Galera do mal,
Como faz um tempinho que eu não escrevo nada por aqui, como eu não tenho feito tanta coisa assim para encher esse blogue (isso aí, a partir da leitura de um blogue de um amigo meu, vou começar a escrever blogue desse jeito) com coisas interessantes e como eu me comprometi a não deixar esse blogue mto tempo parado, com o perigo de criar mofo nesse clima úmido de Salvador, vou encher linguiça com um disco mto bom q tenho ouvido aqui ultimamente.

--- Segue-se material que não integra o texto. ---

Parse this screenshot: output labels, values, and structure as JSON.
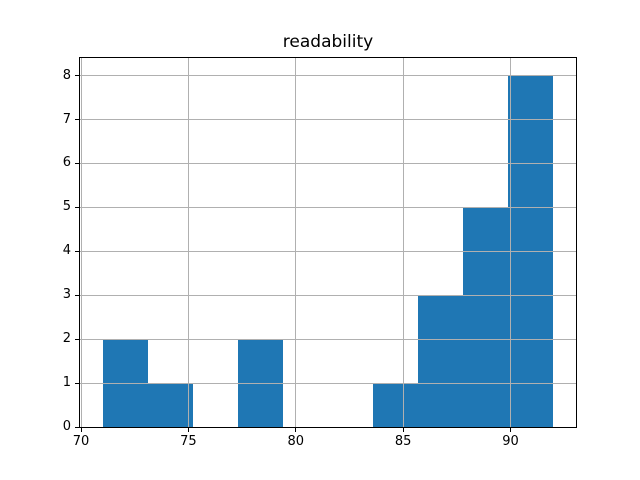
{
  "figure": {
    "background": "#ffffff"
  },
  "chart_data": {
    "type": "bar",
    "subtype": "histogram",
    "title": "readability",
    "xlabel": "",
    "ylabel": "",
    "bin_edges": [
      71.0,
      73.1,
      75.2,
      77.3,
      79.4,
      81.5,
      83.6,
      85.7,
      87.8,
      89.9,
      92.0
    ],
    "counts": [
      2,
      1,
      0,
      2,
      0,
      0,
      1,
      3,
      5,
      8
    ],
    "x_tick_labels": [
      "70",
      "75",
      "80",
      "85",
      "90"
    ],
    "x_tick_values": [
      70,
      75,
      80,
      85,
      90
    ],
    "y_tick_labels": [
      "0",
      "1",
      "2",
      "3",
      "4",
      "5",
      "6",
      "7",
      "8"
    ],
    "y_tick_values": [
      0,
      1,
      2,
      3,
      4,
      5,
      6,
      7,
      8
    ],
    "xlim": [
      69.95,
      93.05
    ],
    "ylim": [
      0,
      8.4
    ],
    "grid": true,
    "grid_above_bars": true,
    "legend": null,
    "bar_color": "#1f77b4",
    "grid_color": "#b0b0b0",
    "spine_color": "#000000",
    "text_color": "#000000"
  }
}
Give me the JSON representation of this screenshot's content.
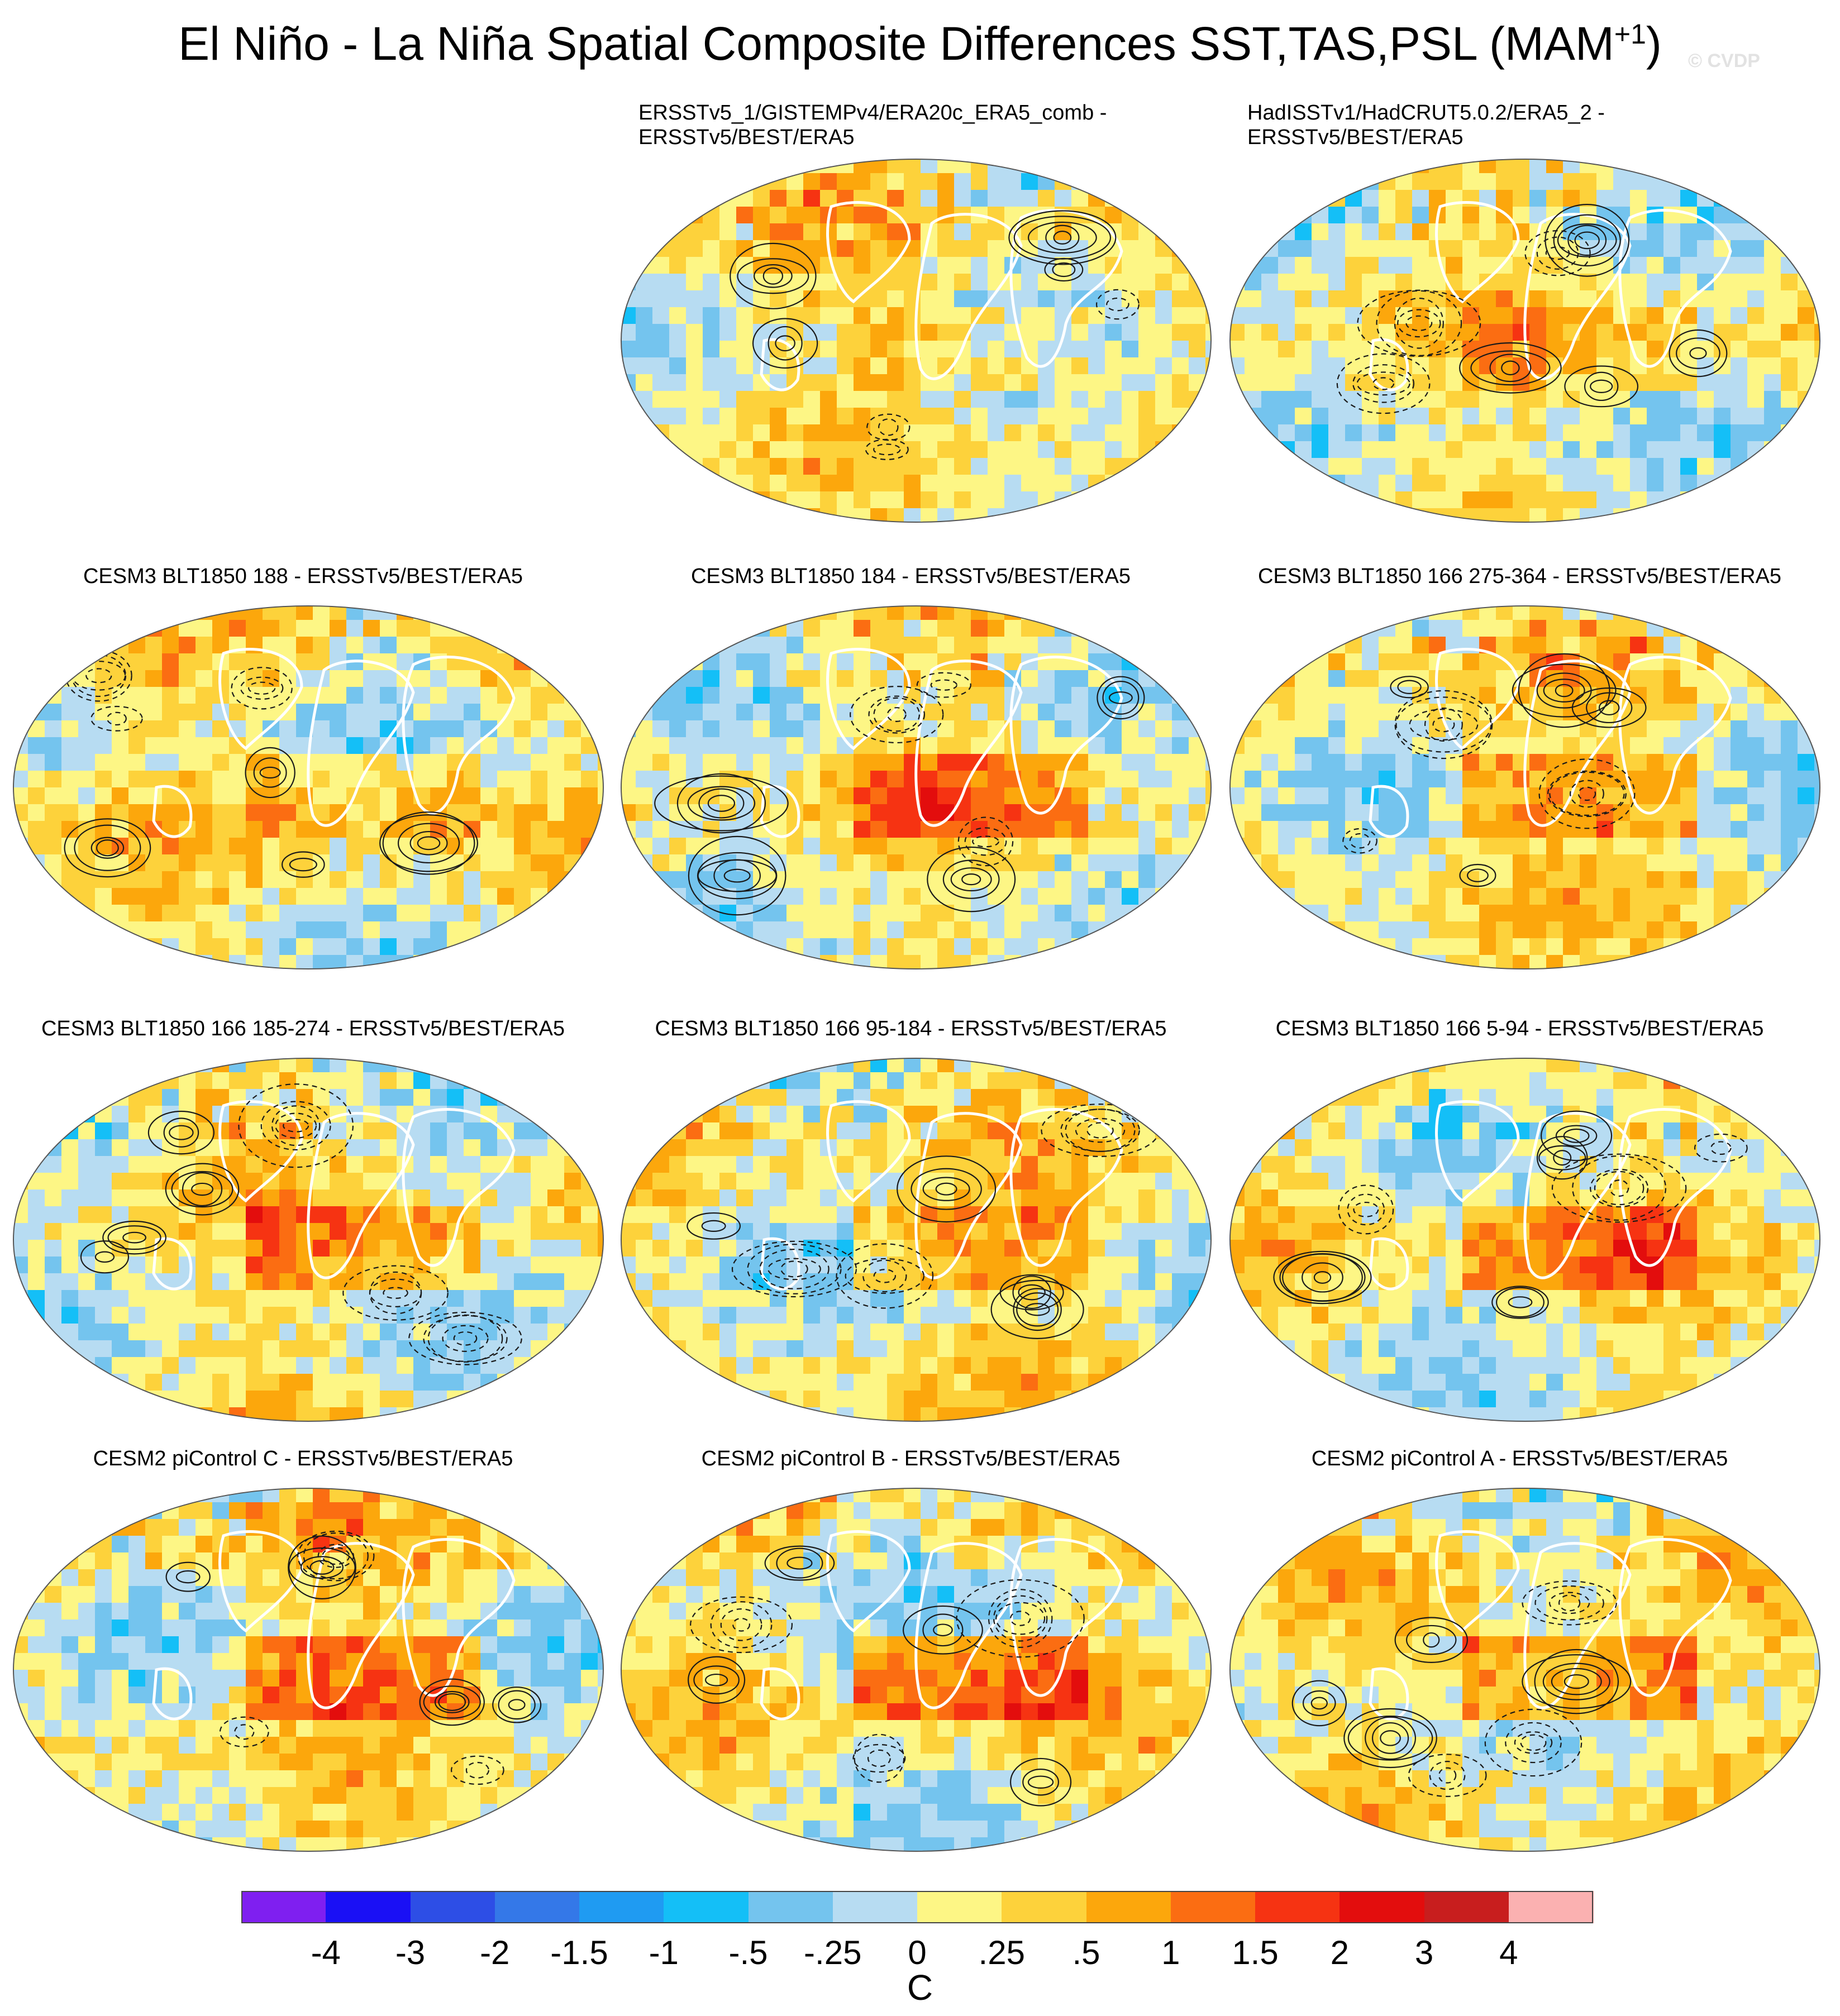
{
  "figure": {
    "title": "El Niño - La Niña Spatial Composite Differences SST,TAS,PSL (MAM",
    "title_superscript": "+1",
    "title_close": ")",
    "watermark": "© CVDP"
  },
  "panels": [
    {
      "line1": "ERSSTv5_1/GISTEMPv4/ERA20c_ERA5_comb -",
      "line2": "ERSSTv5/BEST/ERA5",
      "seed": 11,
      "tint": 0.3
    },
    {
      "line1": "HadISSTv1/HadCRUT5.0.2/ERA5_2 -",
      "line2": "ERSSTv5/BEST/ERA5",
      "seed": 23,
      "tint": 0.25
    },
    {
      "line1": "CESM3 BLT1850 188 - ERSSTv5/BEST/ERA5",
      "line2": "",
      "seed": 37,
      "tint": 0.45
    },
    {
      "line1": "CESM3 BLT1850 184 - ERSSTv5/BEST/ERA5",
      "line2": "",
      "seed": 41,
      "tint": 0.5
    },
    {
      "line1": "CESM3 BLT1850 166 275-364 - ERSSTv5/BEST/ERA5",
      "line2": "",
      "seed": 53,
      "tint": 0.55
    },
    {
      "line1": "CESM3 BLT1850 166 185-274 - ERSSTv5/BEST/ERA5",
      "line2": "",
      "seed": 67,
      "tint": 0.5
    },
    {
      "line1": "CESM3 BLT1850 166 95-184 - ERSSTv5/BEST/ERA5",
      "line2": "",
      "seed": 71,
      "tint": 0.45
    },
    {
      "line1": "CESM3 BLT1850 166 5-94 - ERSSTv5/BEST/ERA5",
      "line2": "",
      "seed": 83,
      "tint": 0.55
    },
    {
      "line1": "CESM2 piControl C - ERSSTv5/BEST/ERA5",
      "line2": "",
      "seed": 97,
      "tint": 0.75
    },
    {
      "line1": "CESM2 piControl B - ERSSTv5/BEST/ERA5",
      "line2": "",
      "seed": 101,
      "tint": 0.75
    },
    {
      "line1": "CESM2 piControl A - ERSSTv5/BEST/ERA5",
      "line2": "",
      "seed": 113,
      "tint": 0.8
    }
  ],
  "colorbar": {
    "units": "C",
    "labels": [
      "-4",
      "-3",
      "-2",
      "-1.5",
      "-1",
      "-.5",
      "-.25",
      "0",
      ".25",
      ".5",
      "1",
      "1.5",
      "2",
      "3",
      "4"
    ],
    "colors": [
      "#7f1ff0",
      "#1a10f5",
      "#2d4ee6",
      "#3478e8",
      "#1f9bf2",
      "#14bff7",
      "#74c4ee",
      "#b7dcf2",
      "#fdf685",
      "#fdd23b",
      "#fca70c",
      "#fb6d12",
      "#f63312",
      "#e30d0d",
      "#c81e1e",
      "#fbb1b1"
    ]
  }
}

Eddie – Carnaval no Inferno.
Fonte: http://pernambucobeat.com/
Definitivamente Recife/Olinda/Pernambuco como um todo é o maior celeiro musical brasileiro contemporâneo (isso na minha mais humilde opinião, é claro). Pra mim, foi de lá que saíram as maiores novidades da música e do rock brasileiro a partir dos anos 90, (ou as únicas). Algo que ainda foge à minha inteligibilidade aconteceu por lá na época mangue que fez criar um “movimento” com propostas contundentes sobre a produção musical e criativa. Foi de lá que vieram as idéias mais pra frente sobre a relação música regional/gringa e sobre música e tecnologia (vide manifesto manguebeat, letras de mundo livre ou nação zumbi e encarte de afrociberdelia). Por uma deliciosa contradição, o cosmopolitismo mais honesto da música brasileira veio do nordeste, de um estado conhecido só pelas praias, longe, muito longe do eixo institucionalizado e reconhecido por fazer a ponte Brasil-gringolândia (SP-RJ). Como na tropicália (que apontava a mesma contradição, em que a Bahia foi o polo-ponte entre o que se fez aqui e o que se fazia lá), as bandas mangue conseguiram mesclar a produção regional – que por sinal, é animal – com o que havia de mais interessante da produção da indústria cultural internacional. Ska com frevo, punk com maracatu, dub com samba, bossa e hardcore.
Bom, dentro desse cadinho encontra-se a banda Eddie. Atuante desde 1998 e parte integrante do que conhecemos como manguebeat, ela é o exemplo claro da antropofagia carangueija. Nesse disco há tudo isso. De hardcore ao samba, a banda consegue encontrar uma sintonia fina em qualquer fundição. Conheci Eddie por intermédio de um amigo que conheci aqui em Salvador. Havia um show deles aqui, esse meu camarada foi e falou mto pra eu ir, pq sabia q eu ia gostar bastante. Não fui. Baixei o disco deles (não esse, mas o Metropolitano), e me arrependi. Nunca vi um show deles. Rolou em Campinas mas não pude ir. Rolaram outros aqui e estava sem grana. Um dia eu vou.
Obs: entre o começo e o meio desse post, chapei o globo. Comecei a tomar umas brejas e fiquei meio bebado. Responsabilizo o alcool por qualquer eventualidade desse post, e assim tiro o meu da reta.